Senin, Agustus 10, 2015

Jurnal Pribadi : Serangan Eklampsia (penyakit Halilintar)

Pagi dini hari pukul 1.30 AM tanggal 28 Juli 2015 telah mengubah jalan hidup kami, aku terbangun mendengarkan seperti orang yang mau mual dan muntah, istriku terbaring kejang sekujur tubuh, tangan dan kakinya begitu juga mulutnya berbusa, panik dan khawatir yang kurasakan karena pada saat itu istri sedang mengandung 26 minggu buah hati kami yang ke 2 padahal sebelumnya jam 10.00 PM kami sudah memeriksakan istri ke klinik bersalin ibu dan anak dekat rumah tapi tidak dirujuk untuk mencegah kondisi ini.


Aku meminta pertolongan tetangga  dekat rumah untuk ikut membantu mengangkat istri ke mobil untuk dilarikan ke rumah sakit terdekat, karena kontrol kehamilan setiap bulan di rumah sakit Eka Hospital BSD maka aku segera meluncur ke Unit Gawat Darurat rumah sakit tersebut sekitar 10 menit aku tiba di UGD, tim dokter jaga dengan cekatan memberikan pertolongan pertama pada istri ku sementara aku sambil menggendong anak pertama aku mengisi beberapa hal yang dibutuhkan oleh pihak rumah sakit, tak lama kemudian dokter kandungan memutuskan untuk menjalankan tindakan SC untuk menyelamatkan jiwa istriku secepatnya, lemas rasanya dan pasrah karena aku tahu dokter pasti mengetahui yang terbaik dalam kondisi seperti ini.
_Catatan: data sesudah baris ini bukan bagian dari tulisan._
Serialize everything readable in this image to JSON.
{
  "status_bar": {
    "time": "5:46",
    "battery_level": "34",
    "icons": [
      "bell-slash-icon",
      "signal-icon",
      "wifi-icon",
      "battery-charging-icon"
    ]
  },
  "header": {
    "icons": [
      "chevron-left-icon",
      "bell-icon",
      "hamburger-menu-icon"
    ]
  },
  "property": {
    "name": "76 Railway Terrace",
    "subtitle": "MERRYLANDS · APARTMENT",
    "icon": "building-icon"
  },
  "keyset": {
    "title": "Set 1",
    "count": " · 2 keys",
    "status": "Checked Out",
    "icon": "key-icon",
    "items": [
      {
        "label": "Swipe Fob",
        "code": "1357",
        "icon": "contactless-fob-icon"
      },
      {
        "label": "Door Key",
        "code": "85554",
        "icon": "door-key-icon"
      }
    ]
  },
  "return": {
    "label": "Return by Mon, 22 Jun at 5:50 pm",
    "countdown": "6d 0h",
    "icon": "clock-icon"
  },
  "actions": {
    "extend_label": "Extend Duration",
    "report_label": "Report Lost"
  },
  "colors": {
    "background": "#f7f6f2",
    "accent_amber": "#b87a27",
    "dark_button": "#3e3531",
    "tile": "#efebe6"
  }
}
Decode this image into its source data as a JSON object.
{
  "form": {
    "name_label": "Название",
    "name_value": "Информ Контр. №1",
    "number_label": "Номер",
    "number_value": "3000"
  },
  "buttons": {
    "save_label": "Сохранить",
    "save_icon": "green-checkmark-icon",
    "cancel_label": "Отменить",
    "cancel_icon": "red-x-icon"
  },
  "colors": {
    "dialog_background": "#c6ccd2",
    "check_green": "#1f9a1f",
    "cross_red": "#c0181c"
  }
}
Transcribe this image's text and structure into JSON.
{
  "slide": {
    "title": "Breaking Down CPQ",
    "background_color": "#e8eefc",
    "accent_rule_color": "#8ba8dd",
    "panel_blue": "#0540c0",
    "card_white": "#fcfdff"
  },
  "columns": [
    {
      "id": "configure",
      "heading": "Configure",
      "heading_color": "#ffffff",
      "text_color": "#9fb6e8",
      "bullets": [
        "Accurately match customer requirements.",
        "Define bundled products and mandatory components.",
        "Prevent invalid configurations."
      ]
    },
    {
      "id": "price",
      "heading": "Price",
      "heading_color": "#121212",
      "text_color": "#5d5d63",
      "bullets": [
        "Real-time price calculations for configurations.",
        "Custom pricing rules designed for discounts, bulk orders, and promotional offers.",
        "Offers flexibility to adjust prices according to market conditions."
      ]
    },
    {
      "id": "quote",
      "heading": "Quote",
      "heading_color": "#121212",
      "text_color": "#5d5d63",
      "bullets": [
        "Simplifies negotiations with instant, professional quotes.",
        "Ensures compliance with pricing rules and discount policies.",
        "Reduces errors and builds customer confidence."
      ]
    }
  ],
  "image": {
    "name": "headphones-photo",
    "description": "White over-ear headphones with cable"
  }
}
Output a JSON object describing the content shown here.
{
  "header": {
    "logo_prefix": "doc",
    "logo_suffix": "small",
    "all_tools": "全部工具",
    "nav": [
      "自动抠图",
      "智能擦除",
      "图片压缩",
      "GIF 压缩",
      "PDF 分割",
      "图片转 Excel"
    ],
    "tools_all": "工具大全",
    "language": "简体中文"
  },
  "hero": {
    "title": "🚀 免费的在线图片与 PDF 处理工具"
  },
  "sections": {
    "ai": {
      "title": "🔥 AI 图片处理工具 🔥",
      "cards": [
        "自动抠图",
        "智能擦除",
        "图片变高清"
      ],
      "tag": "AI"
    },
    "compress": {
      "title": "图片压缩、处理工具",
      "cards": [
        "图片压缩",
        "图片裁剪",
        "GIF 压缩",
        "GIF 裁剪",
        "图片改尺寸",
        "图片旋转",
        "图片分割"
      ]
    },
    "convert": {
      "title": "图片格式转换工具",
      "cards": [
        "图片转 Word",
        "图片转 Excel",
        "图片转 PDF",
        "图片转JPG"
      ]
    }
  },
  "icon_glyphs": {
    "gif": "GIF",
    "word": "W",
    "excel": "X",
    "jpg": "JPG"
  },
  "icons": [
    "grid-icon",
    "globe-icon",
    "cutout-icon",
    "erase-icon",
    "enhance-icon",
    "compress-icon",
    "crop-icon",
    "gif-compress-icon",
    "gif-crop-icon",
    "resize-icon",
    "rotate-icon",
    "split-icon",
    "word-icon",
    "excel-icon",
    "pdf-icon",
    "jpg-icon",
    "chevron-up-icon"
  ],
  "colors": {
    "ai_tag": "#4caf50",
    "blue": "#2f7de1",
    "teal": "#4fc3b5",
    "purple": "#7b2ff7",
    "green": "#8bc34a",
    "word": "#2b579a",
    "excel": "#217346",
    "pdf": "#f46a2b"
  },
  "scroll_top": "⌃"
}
Setelah mendapatkan persetujuanku, istri langsung dilarikan ke ruang operasi dan melahirkan si kecil Handrian tepat jam 4.19 pagi, dengan berat 970 gram dan panjang 35 cm; team dokter anak mengkomunikasikan kondisi si anak harus dirawat dalam perawatan intensive (NICU) dan sebelumnya meminta persetujuan pemberian surfactan agar baru-parunya dapat berkerja. saat itu kondisi bayi lahir dengan cukup oksigen dan terus dipantau hingga saat ini masih dibantu ventilator; sementara aku ingin mengetahui kondisi si ibu pasca operasi, team dokter menginformasikan si ibu masih dalam pengaruh anastesi, tekanan darah tinggi yang terjadi karena kehamilan atau eklampsia (karena sudah mengalami kejang/koma) sudah menurun tekanannya tetapi masih terbilang cukup tinggi yakni 160/100 sehingga perlu dirawat secara intensive di ICU hingga tekanan darahnya stabil, serangan eklampsia tersebut juga menyebabkan kemungkinan kerusakan pada mata, ginjal dan syaraf sehingga perlu dikonsul ke dokter terkait agar memastikan tidak terjadi kerusakan berat disana dan terimakasih pada Tuhan masih melindungi istriku tidak terjadi hal yang fatal padanya, istri dirawat hingga 4 hari lamanya dirawat di ruang ICU dan baru pada hari ke 5 hingga ke 6 sudah dirawat dikamar biasa puji Tuhan akhirnya bisa meninggalkan rumah sakit tanggal 3 Agustus 2015 dirawat jalan dan tetap dimonitor kondisinya hingga saat ini, istri rutin memeriksakan tensi darah dengan alat tensimeter dirumah, pertolongan pertama yang diberikan pihak rumah sakit sangat menolong nyawa si ibu juga bayi terimakasih team UGD juga team dokter yang telah membantu kami.


Saat ini kami masih memantau perkembangan si kecil Han mudah-mudahan Tuhan menyertainya dan memberikan mukjizat agar dia dapat bertumbuh menjadi anak yang sehat dan berkumpul kembali dengan kami sekeluarga, kami juga berterimakasih kepada pimpinan perusahaanku berkerja pada Pak Herry Andriejansen, Pak Yakup, Bu Susi, Bu Hetty, Koh Akim dan Istri juga para dermawan dan sanak family, KW Moms yang membantu kami meringankan kesulitan kami ini dan memohon agar dokter juga suster yang merawat putra kami diberikan kesabaran dan petunjukNya agar putra kami menjadi bayi yang sehat.